54 Linear Association R Studio Plugin
Ruilin Liu and Zhifeng Zhang
54.0.1 Introduction
In this community contribution project, we write a simple R addin project that helps us find out the linear association between feature columns and a target column in a data frame. The idea actually comes from problem sets 2 and 3 where we need to find if there is correlation between two variables. There are indeed several ways to do so like pair scatter plots and mosaic plots.
However, we want a simpler and more efficient way to do so. As learnt from statistic class, p-value in linear regression tests the null hypothesis that the coefficient is equal to zero. The lower the p-value, the stronger contribution of a feature column to the target column.
Thus, we develop such idea that we can write a simple R addin that fits a linear model onto the target column and return top n feature columns that has the lowest p-values, or highest possibilities of having correlation with target column.
54.0.2 Installation
Link: https://github.com/gzmason/linear_association_rplugin/tree/main
- Download the files in the above repo, or download the the zip file LinearAssociation.zip and unzip it.
- Open the project file LinearAssociation.Rproj in Rstudio.
- On the top right panel under Build sub panel, click Install and Restart.

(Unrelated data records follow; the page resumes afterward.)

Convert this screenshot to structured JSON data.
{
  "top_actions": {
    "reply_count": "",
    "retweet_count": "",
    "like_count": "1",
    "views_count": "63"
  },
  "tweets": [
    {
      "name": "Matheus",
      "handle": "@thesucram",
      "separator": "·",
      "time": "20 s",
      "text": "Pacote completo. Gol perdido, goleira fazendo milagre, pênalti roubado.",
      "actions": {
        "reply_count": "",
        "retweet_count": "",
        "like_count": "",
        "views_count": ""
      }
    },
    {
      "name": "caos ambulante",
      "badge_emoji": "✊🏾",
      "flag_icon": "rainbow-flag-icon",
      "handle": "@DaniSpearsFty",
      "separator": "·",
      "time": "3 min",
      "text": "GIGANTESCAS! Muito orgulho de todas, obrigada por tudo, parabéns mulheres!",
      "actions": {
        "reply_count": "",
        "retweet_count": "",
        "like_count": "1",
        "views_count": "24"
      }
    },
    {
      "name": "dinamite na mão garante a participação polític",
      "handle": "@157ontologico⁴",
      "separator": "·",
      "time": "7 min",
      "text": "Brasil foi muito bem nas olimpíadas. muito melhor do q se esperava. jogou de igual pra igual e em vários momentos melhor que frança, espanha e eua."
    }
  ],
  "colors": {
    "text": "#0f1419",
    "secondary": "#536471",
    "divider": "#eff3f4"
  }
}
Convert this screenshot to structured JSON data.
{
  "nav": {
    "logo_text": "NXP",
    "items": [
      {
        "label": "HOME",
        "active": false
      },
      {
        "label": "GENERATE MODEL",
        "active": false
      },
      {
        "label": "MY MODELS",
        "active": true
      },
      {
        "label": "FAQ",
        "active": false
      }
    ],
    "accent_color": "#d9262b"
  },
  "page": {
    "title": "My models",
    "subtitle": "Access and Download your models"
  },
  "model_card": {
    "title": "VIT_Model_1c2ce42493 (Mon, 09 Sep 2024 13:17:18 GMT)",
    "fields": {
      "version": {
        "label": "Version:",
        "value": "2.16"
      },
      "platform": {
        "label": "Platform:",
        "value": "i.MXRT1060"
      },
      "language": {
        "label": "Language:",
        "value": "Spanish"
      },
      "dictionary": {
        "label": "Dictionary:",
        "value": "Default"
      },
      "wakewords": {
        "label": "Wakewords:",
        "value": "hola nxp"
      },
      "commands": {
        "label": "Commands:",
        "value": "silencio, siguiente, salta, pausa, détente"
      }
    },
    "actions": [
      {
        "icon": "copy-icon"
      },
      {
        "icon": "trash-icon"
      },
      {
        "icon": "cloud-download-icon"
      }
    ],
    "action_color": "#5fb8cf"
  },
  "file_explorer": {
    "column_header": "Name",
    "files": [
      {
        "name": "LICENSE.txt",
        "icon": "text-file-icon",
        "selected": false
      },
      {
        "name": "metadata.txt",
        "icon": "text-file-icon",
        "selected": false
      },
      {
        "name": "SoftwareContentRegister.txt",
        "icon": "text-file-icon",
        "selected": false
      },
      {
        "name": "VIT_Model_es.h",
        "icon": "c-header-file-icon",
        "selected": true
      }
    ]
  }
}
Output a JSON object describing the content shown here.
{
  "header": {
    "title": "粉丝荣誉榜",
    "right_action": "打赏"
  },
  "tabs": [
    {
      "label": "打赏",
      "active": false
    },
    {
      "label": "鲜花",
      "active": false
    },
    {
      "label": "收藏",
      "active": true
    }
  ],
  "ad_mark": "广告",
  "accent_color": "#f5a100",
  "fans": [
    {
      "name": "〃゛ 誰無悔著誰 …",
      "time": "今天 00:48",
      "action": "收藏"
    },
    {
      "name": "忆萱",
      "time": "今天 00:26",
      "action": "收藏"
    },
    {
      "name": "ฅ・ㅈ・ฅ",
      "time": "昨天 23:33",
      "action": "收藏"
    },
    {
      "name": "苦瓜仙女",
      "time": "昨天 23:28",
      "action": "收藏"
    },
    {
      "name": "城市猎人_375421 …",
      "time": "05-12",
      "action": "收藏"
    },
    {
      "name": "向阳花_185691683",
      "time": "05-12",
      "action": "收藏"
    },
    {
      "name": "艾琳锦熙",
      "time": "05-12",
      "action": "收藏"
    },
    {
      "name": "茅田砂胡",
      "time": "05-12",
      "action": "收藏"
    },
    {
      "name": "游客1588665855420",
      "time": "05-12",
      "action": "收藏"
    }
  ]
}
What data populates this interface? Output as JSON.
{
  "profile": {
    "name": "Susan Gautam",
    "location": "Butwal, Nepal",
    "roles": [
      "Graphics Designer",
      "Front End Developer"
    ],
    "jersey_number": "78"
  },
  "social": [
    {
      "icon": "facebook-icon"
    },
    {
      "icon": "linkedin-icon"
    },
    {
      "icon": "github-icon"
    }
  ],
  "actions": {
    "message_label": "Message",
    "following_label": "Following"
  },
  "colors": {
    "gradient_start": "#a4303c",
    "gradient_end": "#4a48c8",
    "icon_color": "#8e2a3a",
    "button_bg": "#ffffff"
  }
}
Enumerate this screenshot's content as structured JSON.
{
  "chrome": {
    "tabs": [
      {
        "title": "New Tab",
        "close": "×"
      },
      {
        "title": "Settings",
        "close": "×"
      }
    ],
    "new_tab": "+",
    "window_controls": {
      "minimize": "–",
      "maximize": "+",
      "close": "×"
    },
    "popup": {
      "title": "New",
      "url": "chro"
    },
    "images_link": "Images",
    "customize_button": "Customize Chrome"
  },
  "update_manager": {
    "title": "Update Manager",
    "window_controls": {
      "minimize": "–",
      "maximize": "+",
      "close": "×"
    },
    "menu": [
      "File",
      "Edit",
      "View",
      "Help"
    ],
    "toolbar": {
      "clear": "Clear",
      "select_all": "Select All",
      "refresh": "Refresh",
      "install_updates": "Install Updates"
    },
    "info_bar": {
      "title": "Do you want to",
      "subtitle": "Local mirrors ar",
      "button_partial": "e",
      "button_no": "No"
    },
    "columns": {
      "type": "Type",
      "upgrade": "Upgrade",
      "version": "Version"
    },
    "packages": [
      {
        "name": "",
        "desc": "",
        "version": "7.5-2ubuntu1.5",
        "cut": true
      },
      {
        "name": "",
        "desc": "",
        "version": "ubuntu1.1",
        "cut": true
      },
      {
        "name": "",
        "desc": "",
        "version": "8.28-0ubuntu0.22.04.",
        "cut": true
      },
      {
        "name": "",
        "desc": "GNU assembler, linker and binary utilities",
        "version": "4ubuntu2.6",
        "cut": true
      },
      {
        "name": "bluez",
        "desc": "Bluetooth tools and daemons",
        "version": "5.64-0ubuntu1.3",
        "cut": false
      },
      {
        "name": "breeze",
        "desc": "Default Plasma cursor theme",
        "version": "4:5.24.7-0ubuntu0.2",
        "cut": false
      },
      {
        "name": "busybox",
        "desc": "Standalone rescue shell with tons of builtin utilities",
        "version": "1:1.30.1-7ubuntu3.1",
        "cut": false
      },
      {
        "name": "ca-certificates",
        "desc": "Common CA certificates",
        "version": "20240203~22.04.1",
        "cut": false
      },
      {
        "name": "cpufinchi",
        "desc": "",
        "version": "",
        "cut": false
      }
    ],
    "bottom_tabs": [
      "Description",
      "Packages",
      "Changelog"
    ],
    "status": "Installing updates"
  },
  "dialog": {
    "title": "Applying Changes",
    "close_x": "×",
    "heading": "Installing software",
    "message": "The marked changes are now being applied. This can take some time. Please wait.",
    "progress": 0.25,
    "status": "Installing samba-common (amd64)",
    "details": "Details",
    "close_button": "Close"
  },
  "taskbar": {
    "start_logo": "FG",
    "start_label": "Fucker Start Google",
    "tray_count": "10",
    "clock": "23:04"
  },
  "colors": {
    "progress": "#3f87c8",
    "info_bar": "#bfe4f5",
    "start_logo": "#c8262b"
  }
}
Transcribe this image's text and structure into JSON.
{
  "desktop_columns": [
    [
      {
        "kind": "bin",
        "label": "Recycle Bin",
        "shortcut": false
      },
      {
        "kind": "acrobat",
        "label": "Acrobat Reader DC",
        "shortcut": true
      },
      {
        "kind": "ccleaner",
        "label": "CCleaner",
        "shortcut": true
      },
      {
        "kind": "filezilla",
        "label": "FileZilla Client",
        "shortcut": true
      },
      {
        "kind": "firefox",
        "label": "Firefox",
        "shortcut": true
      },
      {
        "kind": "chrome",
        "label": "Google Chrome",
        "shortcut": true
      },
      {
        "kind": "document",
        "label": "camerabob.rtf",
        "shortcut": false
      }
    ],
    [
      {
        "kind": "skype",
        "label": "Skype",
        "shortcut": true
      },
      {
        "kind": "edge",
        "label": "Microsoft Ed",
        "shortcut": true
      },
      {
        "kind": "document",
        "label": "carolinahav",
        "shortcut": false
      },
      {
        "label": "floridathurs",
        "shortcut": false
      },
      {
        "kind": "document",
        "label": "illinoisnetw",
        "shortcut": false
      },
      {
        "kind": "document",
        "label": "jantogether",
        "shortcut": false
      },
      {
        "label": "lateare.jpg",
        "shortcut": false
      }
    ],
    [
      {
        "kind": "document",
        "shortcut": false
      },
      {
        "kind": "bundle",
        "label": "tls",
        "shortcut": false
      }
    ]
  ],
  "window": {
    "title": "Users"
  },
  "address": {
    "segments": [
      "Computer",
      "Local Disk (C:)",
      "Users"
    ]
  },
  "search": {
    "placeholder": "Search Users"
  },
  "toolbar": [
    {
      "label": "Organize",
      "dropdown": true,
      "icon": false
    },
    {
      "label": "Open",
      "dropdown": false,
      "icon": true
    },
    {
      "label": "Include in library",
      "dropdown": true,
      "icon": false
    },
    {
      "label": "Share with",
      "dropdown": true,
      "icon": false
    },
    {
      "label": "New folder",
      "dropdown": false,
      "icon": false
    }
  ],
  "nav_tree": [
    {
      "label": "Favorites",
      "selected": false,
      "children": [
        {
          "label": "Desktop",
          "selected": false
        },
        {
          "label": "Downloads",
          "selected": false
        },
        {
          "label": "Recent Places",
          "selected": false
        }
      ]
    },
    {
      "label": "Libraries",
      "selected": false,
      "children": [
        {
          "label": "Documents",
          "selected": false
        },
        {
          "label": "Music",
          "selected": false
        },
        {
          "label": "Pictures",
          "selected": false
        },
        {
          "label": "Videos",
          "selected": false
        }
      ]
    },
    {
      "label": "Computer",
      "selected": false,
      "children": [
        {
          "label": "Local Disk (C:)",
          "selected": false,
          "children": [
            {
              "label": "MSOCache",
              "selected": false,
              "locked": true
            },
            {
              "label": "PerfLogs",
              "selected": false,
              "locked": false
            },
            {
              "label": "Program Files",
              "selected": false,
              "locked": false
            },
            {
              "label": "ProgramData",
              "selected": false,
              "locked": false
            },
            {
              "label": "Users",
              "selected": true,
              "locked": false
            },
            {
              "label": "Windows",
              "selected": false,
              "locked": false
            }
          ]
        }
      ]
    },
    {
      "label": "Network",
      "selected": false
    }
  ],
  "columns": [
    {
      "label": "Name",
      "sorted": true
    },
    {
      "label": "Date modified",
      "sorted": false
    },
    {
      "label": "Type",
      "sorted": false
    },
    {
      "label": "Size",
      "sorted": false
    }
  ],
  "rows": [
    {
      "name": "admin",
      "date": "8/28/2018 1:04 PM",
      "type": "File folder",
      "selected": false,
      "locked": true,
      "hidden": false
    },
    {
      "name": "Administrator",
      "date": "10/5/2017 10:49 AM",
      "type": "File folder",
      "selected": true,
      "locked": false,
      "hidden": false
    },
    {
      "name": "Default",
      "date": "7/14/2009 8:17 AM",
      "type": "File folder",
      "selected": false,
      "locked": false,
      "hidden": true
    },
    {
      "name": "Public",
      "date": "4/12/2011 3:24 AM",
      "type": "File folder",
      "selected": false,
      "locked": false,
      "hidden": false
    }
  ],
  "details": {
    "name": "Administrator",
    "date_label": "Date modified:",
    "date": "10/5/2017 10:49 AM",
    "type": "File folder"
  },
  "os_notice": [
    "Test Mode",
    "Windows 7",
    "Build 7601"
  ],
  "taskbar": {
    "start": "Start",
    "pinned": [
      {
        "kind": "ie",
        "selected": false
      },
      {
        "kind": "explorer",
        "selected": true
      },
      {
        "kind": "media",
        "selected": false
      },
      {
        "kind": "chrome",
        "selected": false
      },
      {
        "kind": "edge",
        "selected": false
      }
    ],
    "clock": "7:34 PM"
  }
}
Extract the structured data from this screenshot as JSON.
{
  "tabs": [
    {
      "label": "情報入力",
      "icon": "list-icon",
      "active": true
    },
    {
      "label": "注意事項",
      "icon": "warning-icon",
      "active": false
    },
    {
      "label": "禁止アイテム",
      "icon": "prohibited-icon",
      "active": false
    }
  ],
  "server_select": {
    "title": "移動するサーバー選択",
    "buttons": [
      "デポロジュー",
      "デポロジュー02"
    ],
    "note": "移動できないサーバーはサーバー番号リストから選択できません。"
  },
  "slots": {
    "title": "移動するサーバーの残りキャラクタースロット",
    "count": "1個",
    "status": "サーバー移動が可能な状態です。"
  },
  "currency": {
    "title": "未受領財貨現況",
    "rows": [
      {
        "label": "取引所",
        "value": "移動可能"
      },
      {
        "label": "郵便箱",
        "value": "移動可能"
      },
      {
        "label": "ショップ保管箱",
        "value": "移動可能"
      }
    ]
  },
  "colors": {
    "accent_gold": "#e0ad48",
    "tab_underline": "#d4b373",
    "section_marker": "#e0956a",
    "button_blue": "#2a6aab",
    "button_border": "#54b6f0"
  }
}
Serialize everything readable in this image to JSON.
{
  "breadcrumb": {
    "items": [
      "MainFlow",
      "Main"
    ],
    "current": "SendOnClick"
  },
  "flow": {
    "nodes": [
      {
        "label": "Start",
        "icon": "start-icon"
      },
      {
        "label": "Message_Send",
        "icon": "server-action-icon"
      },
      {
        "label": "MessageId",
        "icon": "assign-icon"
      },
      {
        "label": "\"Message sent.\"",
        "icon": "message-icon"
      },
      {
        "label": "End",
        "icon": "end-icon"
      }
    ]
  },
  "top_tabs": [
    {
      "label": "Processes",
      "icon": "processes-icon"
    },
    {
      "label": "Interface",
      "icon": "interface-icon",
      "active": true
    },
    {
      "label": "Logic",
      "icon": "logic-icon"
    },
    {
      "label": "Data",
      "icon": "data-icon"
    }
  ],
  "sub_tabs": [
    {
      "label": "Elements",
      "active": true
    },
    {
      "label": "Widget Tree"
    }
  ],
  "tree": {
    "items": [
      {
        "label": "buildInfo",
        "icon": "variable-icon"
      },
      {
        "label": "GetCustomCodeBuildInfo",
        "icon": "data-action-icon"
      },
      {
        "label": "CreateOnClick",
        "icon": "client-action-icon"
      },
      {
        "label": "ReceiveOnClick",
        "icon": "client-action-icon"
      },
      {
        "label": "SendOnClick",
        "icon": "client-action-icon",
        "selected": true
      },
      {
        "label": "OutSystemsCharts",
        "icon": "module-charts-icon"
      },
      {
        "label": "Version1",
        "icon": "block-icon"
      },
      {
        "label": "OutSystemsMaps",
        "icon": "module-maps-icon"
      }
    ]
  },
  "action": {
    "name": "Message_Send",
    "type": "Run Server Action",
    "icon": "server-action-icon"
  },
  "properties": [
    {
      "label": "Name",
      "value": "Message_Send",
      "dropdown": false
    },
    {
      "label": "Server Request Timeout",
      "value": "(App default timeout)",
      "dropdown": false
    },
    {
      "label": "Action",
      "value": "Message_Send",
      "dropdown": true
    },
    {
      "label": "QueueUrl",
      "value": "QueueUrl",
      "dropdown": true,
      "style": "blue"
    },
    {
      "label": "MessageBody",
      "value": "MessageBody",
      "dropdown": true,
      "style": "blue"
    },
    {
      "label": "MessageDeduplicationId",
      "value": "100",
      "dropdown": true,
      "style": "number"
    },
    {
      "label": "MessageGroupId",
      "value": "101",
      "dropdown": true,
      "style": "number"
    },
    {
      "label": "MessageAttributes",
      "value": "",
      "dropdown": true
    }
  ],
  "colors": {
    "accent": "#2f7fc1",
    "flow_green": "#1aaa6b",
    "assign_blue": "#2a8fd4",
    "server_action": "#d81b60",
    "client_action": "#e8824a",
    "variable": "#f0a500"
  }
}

- Check the Addins menu if there is an addin called Find Linear Association under LINEARASSOCIATION. If so, you are done installing our addin.
54.0.3 Usage
54.0.3.0.1 Note: This addin runs on library ‘tidyverse’. Please run the following command first before running into next step!
This addin will take three arguments in a line, separated by commas:
- name of a data frame
- name of a target column
- number of columns, referred as n
and returns n number of feature columns that have highest probability of having linear correlation with target column.
Tips:
- This addin tolerates any white-space between and after arguments.
- The first two arguments are required, whereas the third argument n is optional. If not provided, n is 5 by default.
- The data frame has to be stored in the environment first, as this addin reads data frame from current environment variables.
- n will be reset to 5 if any non-integer or negative value is passed.
- n will be capped at maximum number of feature columns if a greater number is passed.
- Currently, the target column can only contain continuous and numeric data, since we are using linear regression. Categorical target column is not supported!
54.0.4 Troubleshooting
- “str_split” not found
Solution: load tidyverse package
library(tidyverse)
- Only showing one row of “NA”
Solution: change the target column to a continuous one. This addin does not support categorical target column as we are not doing logistic regression here.
54.0.5 Evaluation and Improvement
We have learnt a lot during the process of creating a small R addin project. At first it might seem a bit scary to write an addin since both of us have no clues what is going on here. But after reading some tutorials on how write an R addin, we find it rather simple and enjoying. It is needless to say that creating an R package of our own is of huge sense of accomplishment, though we have been through lots of trials and errors along the way.
There are a number of ways that this little project can be improved. For example, adding a logistic regression feature to categorical target column. Evaluating more metrics regarding linear association rather than a simple p-value to achieve more comprehensive results.